最近、能・狂言を鑑賞するだけではなく、同時に能・狂言の世界を体験していただこうという、観客参加型の公演が流行っています。
先週4日には、富士宮市大富士中学校で<能・狂言鑑賞とワークショップ>の公演がありました。
・能・狂言の歴史と魅力
・狂言解説
・狂言「柿山伏」
・狂言の笑いと泣きの体験
・能の動きと基本
・能の囃子 笛・小鼓・大鼓の解説と実技
・能鑑賞「敦盛」 装束付き舞囃子
盛りだくさんなメニュー、これだけあっても1時間半ほどで終わります。
この日の相手は中学生ですが、事前に授業で能狂言の説明をされていたようで、皆さんよく集中して観てくれていたと思います。
しかしながら能鑑賞になって、静かにお囃子が打ち出すと、アルファー波が充満するのでしょうか、突然眠りの世界に入ってします方がおられます。

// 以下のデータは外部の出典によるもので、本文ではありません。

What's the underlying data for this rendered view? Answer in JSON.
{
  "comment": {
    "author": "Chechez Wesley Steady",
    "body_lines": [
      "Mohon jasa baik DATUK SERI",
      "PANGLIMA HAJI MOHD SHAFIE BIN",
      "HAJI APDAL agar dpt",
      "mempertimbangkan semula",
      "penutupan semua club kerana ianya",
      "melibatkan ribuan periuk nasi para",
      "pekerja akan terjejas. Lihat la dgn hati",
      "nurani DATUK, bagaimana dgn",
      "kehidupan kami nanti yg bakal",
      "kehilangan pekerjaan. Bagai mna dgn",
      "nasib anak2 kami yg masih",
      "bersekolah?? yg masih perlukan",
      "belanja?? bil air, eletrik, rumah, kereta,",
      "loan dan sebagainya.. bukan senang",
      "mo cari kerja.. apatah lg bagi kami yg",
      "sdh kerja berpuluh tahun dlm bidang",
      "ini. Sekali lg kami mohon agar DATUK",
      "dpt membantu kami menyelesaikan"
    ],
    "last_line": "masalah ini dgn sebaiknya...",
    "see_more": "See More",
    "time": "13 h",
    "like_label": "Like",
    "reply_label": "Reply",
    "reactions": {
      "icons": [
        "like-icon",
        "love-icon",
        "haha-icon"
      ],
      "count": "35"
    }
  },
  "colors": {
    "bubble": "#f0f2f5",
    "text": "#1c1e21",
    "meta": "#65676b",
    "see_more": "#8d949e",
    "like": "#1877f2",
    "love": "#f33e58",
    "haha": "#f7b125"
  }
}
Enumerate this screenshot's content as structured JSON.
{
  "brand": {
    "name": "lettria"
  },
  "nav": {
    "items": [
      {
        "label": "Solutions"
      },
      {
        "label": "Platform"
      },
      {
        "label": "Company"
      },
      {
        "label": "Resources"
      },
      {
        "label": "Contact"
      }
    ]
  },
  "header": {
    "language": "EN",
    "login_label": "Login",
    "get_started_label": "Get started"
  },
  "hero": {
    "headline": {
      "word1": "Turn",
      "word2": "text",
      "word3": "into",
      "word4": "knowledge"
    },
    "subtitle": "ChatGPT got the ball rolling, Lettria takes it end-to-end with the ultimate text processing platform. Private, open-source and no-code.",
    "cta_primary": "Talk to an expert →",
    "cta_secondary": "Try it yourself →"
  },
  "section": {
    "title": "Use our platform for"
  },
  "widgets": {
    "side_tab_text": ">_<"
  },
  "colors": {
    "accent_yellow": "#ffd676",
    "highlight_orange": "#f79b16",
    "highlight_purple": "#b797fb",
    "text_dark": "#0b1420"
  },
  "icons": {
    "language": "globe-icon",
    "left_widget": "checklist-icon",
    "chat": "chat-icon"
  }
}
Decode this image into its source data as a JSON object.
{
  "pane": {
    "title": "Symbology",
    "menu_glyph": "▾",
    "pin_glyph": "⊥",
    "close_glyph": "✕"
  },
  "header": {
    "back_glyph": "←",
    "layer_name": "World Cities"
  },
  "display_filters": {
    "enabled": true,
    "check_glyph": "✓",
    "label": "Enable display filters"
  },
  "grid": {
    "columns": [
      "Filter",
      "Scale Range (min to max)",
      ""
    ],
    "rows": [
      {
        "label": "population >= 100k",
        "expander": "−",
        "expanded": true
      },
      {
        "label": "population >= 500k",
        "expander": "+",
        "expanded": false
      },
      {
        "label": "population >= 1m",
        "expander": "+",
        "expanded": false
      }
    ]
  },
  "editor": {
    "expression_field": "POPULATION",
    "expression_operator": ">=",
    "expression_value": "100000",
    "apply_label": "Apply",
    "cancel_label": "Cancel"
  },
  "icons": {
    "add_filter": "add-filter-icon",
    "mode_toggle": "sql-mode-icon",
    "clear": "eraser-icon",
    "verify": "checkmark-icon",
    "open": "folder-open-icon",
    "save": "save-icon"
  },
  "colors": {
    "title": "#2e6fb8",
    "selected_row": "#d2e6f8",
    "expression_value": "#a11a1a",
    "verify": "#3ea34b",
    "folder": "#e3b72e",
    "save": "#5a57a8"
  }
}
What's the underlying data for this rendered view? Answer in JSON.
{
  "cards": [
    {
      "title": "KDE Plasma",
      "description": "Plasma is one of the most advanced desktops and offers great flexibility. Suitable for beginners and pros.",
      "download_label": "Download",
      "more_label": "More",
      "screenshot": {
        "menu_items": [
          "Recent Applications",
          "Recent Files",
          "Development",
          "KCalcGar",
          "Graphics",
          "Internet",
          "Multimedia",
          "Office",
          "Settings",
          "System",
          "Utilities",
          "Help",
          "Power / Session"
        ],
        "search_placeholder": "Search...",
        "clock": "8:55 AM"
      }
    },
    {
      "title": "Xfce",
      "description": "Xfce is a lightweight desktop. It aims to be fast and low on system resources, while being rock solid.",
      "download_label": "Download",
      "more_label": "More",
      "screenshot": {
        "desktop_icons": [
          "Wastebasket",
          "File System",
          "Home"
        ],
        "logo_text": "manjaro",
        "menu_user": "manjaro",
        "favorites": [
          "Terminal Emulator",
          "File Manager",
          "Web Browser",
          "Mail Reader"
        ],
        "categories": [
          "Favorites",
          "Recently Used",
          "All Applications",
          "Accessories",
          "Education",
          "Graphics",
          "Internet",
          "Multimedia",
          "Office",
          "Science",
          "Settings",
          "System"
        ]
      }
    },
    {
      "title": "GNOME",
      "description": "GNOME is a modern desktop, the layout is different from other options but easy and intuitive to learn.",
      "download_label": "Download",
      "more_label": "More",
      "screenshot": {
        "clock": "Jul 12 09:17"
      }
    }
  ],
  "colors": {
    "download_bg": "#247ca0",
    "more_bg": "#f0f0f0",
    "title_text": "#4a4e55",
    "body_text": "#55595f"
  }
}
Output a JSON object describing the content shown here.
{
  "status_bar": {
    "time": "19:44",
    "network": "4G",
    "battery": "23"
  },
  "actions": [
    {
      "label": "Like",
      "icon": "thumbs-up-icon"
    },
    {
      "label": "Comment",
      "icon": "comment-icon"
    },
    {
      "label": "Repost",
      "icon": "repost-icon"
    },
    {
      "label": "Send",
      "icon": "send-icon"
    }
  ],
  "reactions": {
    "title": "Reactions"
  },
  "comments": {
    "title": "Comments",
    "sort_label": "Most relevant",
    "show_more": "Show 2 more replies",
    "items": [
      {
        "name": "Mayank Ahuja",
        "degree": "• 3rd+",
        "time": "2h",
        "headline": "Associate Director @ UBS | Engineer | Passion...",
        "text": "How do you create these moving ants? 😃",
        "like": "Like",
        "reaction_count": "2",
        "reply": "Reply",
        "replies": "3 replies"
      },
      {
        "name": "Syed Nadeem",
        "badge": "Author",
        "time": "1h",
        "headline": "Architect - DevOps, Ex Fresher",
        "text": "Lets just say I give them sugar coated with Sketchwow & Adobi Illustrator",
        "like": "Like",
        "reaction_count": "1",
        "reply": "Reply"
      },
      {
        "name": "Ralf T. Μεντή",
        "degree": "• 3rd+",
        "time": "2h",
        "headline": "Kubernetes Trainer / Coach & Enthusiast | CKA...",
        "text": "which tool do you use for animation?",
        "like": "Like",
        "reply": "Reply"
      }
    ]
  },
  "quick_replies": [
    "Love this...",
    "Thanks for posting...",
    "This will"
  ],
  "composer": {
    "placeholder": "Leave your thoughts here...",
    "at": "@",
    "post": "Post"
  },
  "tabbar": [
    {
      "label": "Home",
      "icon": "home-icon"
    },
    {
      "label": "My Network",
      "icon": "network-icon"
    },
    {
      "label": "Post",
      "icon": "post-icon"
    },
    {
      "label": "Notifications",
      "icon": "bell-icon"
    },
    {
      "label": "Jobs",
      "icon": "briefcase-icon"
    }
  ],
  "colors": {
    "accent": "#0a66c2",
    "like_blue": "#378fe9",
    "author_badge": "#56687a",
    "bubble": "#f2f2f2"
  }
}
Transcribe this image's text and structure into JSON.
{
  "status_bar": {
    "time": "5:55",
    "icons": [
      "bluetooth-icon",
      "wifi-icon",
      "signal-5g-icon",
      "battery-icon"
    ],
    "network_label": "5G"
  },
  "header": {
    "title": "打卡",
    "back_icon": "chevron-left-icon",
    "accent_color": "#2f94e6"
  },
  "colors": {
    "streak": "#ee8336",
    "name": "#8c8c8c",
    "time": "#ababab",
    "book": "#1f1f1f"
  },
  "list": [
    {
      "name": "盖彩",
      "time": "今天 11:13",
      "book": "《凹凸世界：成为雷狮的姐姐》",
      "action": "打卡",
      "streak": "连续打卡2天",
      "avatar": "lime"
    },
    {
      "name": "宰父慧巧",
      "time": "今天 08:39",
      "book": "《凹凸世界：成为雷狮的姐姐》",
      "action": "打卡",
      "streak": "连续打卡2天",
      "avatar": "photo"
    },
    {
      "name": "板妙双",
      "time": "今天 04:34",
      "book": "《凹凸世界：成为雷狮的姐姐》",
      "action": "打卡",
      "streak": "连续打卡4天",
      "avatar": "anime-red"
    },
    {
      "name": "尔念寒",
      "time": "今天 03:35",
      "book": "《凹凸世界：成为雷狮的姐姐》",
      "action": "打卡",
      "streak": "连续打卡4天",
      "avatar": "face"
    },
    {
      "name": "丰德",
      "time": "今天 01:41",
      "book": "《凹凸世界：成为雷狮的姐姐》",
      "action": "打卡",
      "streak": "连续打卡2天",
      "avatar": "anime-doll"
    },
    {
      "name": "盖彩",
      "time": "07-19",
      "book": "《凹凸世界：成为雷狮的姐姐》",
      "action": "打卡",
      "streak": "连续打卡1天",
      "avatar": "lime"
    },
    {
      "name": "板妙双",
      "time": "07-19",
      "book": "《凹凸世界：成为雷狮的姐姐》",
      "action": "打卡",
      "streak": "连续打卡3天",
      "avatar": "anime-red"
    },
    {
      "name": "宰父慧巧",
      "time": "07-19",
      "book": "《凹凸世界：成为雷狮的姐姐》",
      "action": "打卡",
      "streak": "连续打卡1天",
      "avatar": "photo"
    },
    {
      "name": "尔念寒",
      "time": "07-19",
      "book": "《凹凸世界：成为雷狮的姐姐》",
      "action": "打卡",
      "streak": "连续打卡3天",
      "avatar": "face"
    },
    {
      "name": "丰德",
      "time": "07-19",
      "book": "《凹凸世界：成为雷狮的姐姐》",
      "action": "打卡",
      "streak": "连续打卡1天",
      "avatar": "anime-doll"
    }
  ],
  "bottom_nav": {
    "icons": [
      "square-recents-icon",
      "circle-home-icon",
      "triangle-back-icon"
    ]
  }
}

いつものおなじみの光景ですが、これはなんなのでしょうね・・・
狂言の時にはあれだけ元気に観ていたのに、本当に不思議です。

この日私は「敦盛」を舞いました。
舞台は体育館の講堂に、短い柱4本立て並べただけで能舞台の空間をつくって演じました。
横幅は広いのですが、縦はいつもの3分の2位しかあません。
しかも前方には舞台ぎりぎりのところに柱がおいてあります。
怖かったですね!
「敦盛」は動きも比較的烈しいほうですし、しかもこの日の面の掛かり具合によって、視線より上のほうしか見えなかったので、
いつ舞台から落ちても不思議ではない状態で動いていました。
幸いなことに、囃子方にはいつもの能の時のように床几に腰掛けて打っていただきましたので、後ろを向いた時、小鼓と大鼓の方の頭が視線に入り、舞台の位置関係を確認することが出来ました。
まったくヒヤヒヤものでした。(^_^;)

この日の夜はあさば旅館での公演でした。
能「海人」 観世銕之丞 (能一番だけの公演です。)
池の上に立つ舞台で、風情があります。
夕刻にライトアップされた舞台は池の水鏡にも映っていますし、これは演じるほうよりも観るほうが断然面白いです。